Over the next several weeks, Edelman says he will be interviewing the final six candidates, while Heidrick & Struggles makes another pass to look for viable candidates it might have overlooked previously.

"Some are looking around, but most are not," Edelman says of the top contenders. "Most are very content where they are. Others are retired or have left and we are persuading them to come back to the field."

Edelman says he is only looking at C-level executives in large companies. "How many companies are there [in the financial services industry] that have this caliber person?" he asks. ""You name it and we've considered them."

He would not confirm specifically whether he'd spoken with two high-profile but currently jobless former executives: Valerie Brown, former CEO of Cetera Financial Group, or Esther Stearns, former head of LPL Financial's now-defunct online offering for middle-class investors, NestWise.

He did say, however, that he is looking both inside and out of the financial services industry; LPL, the largest independent broker-dealer in the country, plucked its chief information officer, Victor Fetter, from a leadership role at Dell last year.

"Why would somebody want to leave Ameriprise or Fidelity or Schwab or Colgate-Palmolive or Dell Computer to come to my company?" Edelman asks. "The reason is that the opportunity that we have is unique to be able to turn a company into the next Dell, to create the next Merrill Lynch."

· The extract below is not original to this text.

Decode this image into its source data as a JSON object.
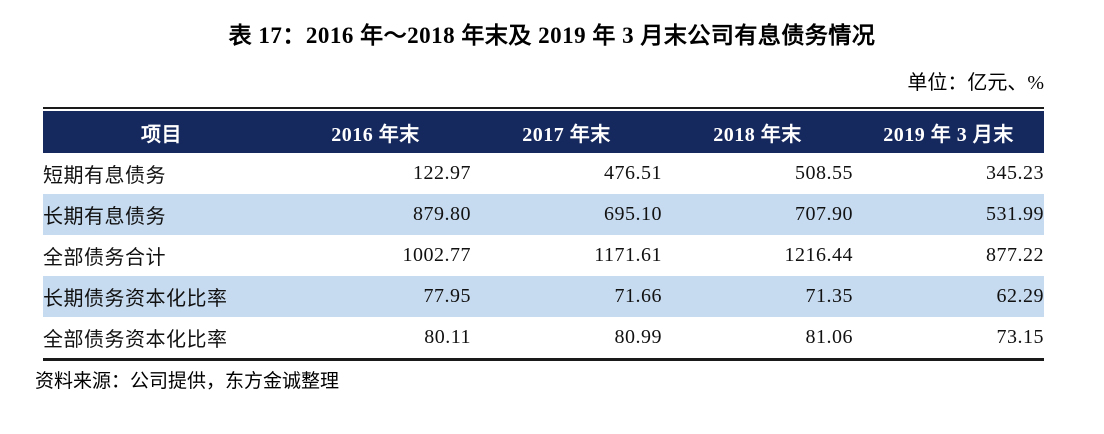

Edelman founded his namesake firm with his wife Jean in 1987; that firm is now part of a holding company that includes eight smaller wealth management firms, all catering mainly to higher-net-worth individuals. (He also holds the CEO job at the holding company, whose AUM is roughly $20 billion.)

Edelman's core focus, however, is on mass affluent investors: His minimum is $5,000, and the average account size of Edelman clients is $500,000, he says.

At some point, Edelman says he may choose to sell off the smaller practices, if it makes sense to do so. "This will be one of the challenges for this CEO, to execute on this strategy," he says.


But the first priority, he says, is to reduce the firm's "key man risk."

"Our view is that the firm cannot forever be reliant on me," he says. "We need to look beyond me even though I am only in my 50s and have no intention of going anywhere."

Edelman has already made one high-profile hire this year, bringing in "Finish Rich" author David Bach as vice chairman, with the aim of attracting Bach's broad base of readers.

Now he says, he wants someone with more experience running a large company.

"I'm a really good CEO," he says. "I built the company from scratch. But it doesn't mean I'm the best CEO. Why wouldn't it make sense to relinquish the duties to others who can do much better?"

"I'm prepared to have the firm do whatever is necessary to serve our clients," he adds. "If that means that I need to relinquish the chief executive title, then I'm not going to stand on pride or let ego get in the way."